The families had built a bonfire in the middle of the village. When he and Norma had stolen off back to the house, they were already gathering sticks for it. Andrew objected—he wanted to examine Loo’s body before they cremated it. But Hank had insisted the fi
re was not to burn poor Loo.
“We ain’t to burn the Mother,” he said, as though that explained everything.
And before Andrew could say anything else, Norma whispered to him: “Don’t fight him. You got wounds to tend, Doctor.”
Now the fire was roaring, billowing smoke into the pines, over the roofs of the other shacks up here. The forest was filled with the sound of it crackling, of it whistling.
“They’re fightin’ it best they can,” said Norma. “Smoke distracts them. But . . . it’s goin’ to be a hard fight. They could be headin’ to the hill, before too long. Worshipping.” She said the word the way other old women might say “fornicating.”
Andrew shook his head. “I thought you folk didn’t care for God and priests.”
“Faerie King’s changing ’em. Working ’em.”
“Why are they like that and you all are free?”
“I’m older,” said Norma. “They’re younger. They’re all more one family then I am.”
Andrew nodded. Norma was older—in terms of her own germ plasm, she was a generation or two removed from most of these others.
“And the Juke does best in a family.”
She shrugged. “If I let it, over time it’ll get to me too.”
“I met one of those things, you know,” he said. “At the hanging tree.”
She didn’t say anything—just squinted at the smoke coming up.
Andrew thought back, to that small face he’d seen for a moment, the thing crouched on his chest. He thought about the creature that had gone after Jason in the quarantine. The quarantine where Dr.

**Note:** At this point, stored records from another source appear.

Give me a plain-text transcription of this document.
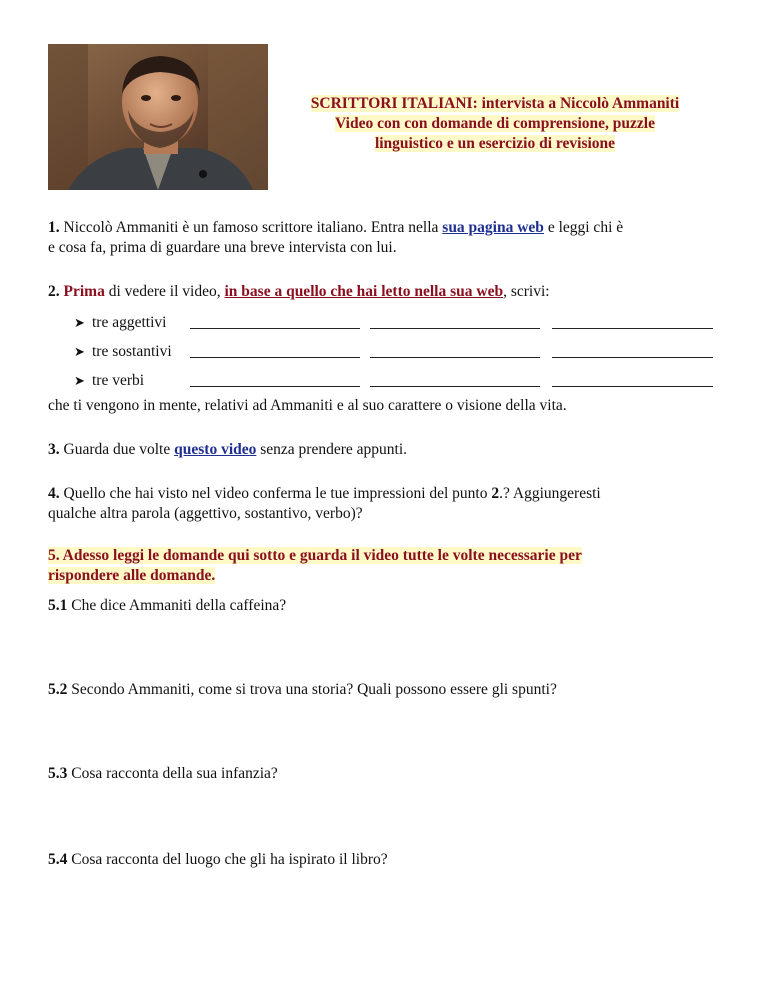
SCRITTORI ITALIANI: intervista a Niccolò Ammaniti
Video con con domande di comprensione, puzzle
linguistico e un esercizio di revisione
1. Niccolò Ammaniti è un famoso scrittore italiano. Entra nella sua pagina web e leggi chi è
e cosa fa, prima di guardare una breve intervista con lui.
2. Prima di vedere il video, in base a quello che hai letto nella sua web, scrivi:
➤ tre aggettivi
➤ tre sostantivi
➤ tre verbi
che ti vengono in mente, relativi ad Ammaniti e al suo carattere o visione della vita.
3. Guarda due volte questo video senza prendere appunti.
4. Quello che hai visto nel video conferma le tue impressioni del punto 2.? Aggiungeresti
qualche altra parola (aggettivo, sostantivo, verbo)?
5. Adesso leggi le domande qui sotto e guarda il video tutte le volte necessarie per
rispondere alle domande.
5.1 Che dice Ammaniti della caffeina?
5.2 Secondo Ammaniti, come si trova una storia? Quali possono essere gli spunti?
5.3 Cosa racconta della sua infanzia?
5.4 Cosa racconta del luogo che gli ha ispirato il libro?
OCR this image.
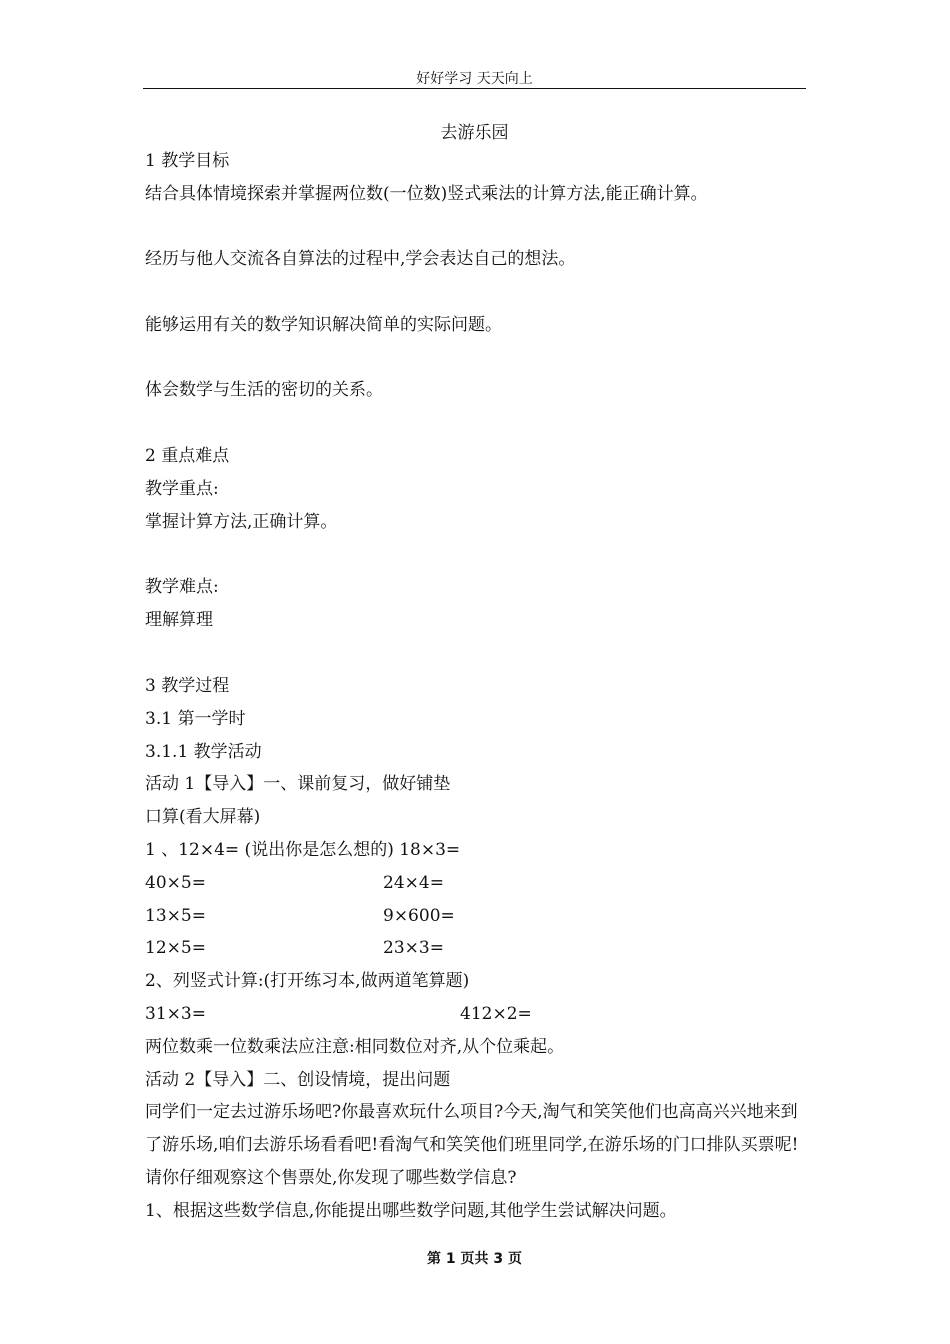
好好学习 天天向上
去游乐园
1 教学目标
结合具体情境探索并掌握两位数(一位数)竖式乘法的计算方法,能正确计算。
经历与他人交流各自算法的过程中,学会表达自己的想法。
能够运用有关的数学知识解决简单的实际问题。
体会数学与生活的密切的关系。
2 重点难点
教学重点:
掌握计算方法,正确计算。
教学难点:
理解算理
3 教学过程
3.1 第一学时
3.1.1 教学活动
活动 1【导入】一、课前复习，做好铺垫
口算(看大屏幕)
1 、12×4= (说出你是怎么想的) 18×3=
40×5=	24×4=
13×5=	9×600=
12×5=	23×3=
2、列竖式计算:(打开练习本,做两道笔算题)
31×3=	412×2=
两位数乘一位数乘法应注意:相同数位对齐,从个位乘起。
活动 2【导入】二、创设情境，提出问题
同学们一定去过游乐场吧?你最喜欢玩什么项目?今天,淘气和笑笑他们也高高兴兴地来到了游乐场,咱们去游乐场看看吧!看淘气和笑笑他们班里同学,在游乐场的门口排队买票呢!请你仔细观察这个售票处,你发现了哪些数学信息?
1、根据这些数学信息,你能提出哪些数学问题,其他学生尝试解决问题。
第 1 页共 3 页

Bergstrom had hidden away his own Faerie King, the strange hermaphrodite Mister Juke. Hidden away, like, Andrew thought now, some secret, mystical treasure. A treasure that he would not let an outsider—an infidel—a nigger—like Andrew Waggoner lay eyes upon.
“If they fail . . . They’re going to want the baby Juke,” said Andrew. “Aren’t they?”
“They think you’re carin’ for it,” said Norma. “That’s the only reason they’re leavin’ you alone. Soon, I’ll be able to help them. But soon ain’t now.”
He let the door close slowly and turned to look at her. “You have a pretty good idea about how this goes. Norma, have you seen this happen before?”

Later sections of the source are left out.